Numa altura em que o início destas negociações "históricas", que estão previstas decorrer até 2027, suscita esperança dos países em desenvolvimento, da Organização das Nações Unidas (ONU) e das organizações não-governamentais (ONG) que lutam por um sistema fiscal internacional "mais justos, os Estados Unidos puseram um travão, ao anunciar hoje a sua retirada no processo.
Os objectivos "estão em contradição com os interesses americanos", declarou o representante dos EUA, Jonathan Shrier, citado pela agência francesa AFP.
O futuro texto poderia "dificultar de forma inaceitável a capacidade das nações de implementar políticas fiscais que sirvam os interesses dos seus cidadãos, empresas e trabalhadores", acrescentou, poucos dias depois de a administração liderada por Donald Trump ter retirado os EUA do acordo mundial do IRC mínimo de 15% sobre os lucros das multinacionais.
Na abertura da sessão, o recém-nomeado presidente do comité de negociação, o egípcio Ramy Youssef, sublinhou o "imperativo moral" desta revisão fiscal.
Os "milhares de milhões de dólares perdidos todos os anos através da transferência de lucros, da concorrência fiscal prejudicial e dos fluxos financeiros ilegais" privam "os países mais vulneráveis de recursos críticos", sublinhou.
Por outro lado, Shari Spiegel, do departamento de Assuntos Económicos e Sociais da ONU, defendeu que "as regras fiscais internacionais devem evoluir com um mundo em mudança", para serem úteis "a todos os Estados e a todos os povos".
Sob a pressão dos países africanos que querem um lugar à mesa das negociações sobre as regras fiscais internacionais - tal como pedem a reforma da arquitectura financeira internacional - a Assembleia Geral das Nações Unidas aprovou em 2023 a ideia de uma "convenção-quadro" para tornar a cooperação fiscal "totalmente inclusiva e mais eficaz".
O mandato de negociação foi finalmente adoptado no final de 2024. Os princípios de referência incluem "assegurar uma repartição equitativa dos direitos de tributação, nomeadamente através da tributação equitativa das empresas multinacionais" e "lutar contra a fraude e a evasão fiscais dos particulares ricos".

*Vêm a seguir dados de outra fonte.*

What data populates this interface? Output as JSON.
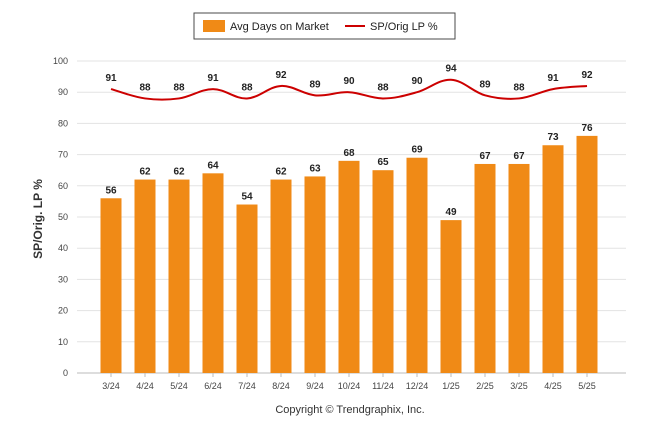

Actualmente, as questões fiscais internacionais estão, sobretudo, nas mãos da OCDE, "um clube de ricos" que impõe as suas regras aos países em desenvolvimento, que são mais afectados por perdas fiscais "proporcionalmente aos seus rendimentos", denunciou à AFP Ryad Selmani, da ONG francesa CCFD-Terre Solidaire.
Tove Maria Ryding, da Rede Europeia sobre Dívida e Desenvolvimento (Eurodad), acrescentou que as actuais regras fiscais internacionais "não são eficazes".
De acordo com a ONG Tax Justice Network, os governos perdem 492 mil milhões de dólares em impostos todos os anos devido à utilização de paraísos fiscais.
E quase metade (43%) dessas perdas são possíveis graças às políticas fiscais de oito países (Austrália, Canadá, Israel, Japão, Nova Zelândia, Coreia do Sul, Reino Unido e Estados Unidos) que votaram contra os termos de referência da futura convenção.
A União Europeia defendeu hoje um consenso, alegando, que, caso contrários, os 27 poderiam não participar na futura convenção.
Embora seja obviamente impossível prever o nível de ambição da futura convenção e o número de países que a irão subscrever, há quem espere que as negociações permitam pôr em cima da mesa a questão dos novos recursos fiscais.
"Alguns países, como França, estão a pressionar para que sejam criados impostos globais sobre os transportes marítimos e aéreos" para financiar a acção climática, disse à AFP Sergio Chaparro-Hernandez, da Tax Justice Network.
"A Convenção da ONU poderia ser um veículo para implementar algumas dessas soluções", sublinhou. "Mas isso terá de ser discutido com todos os países", rematou.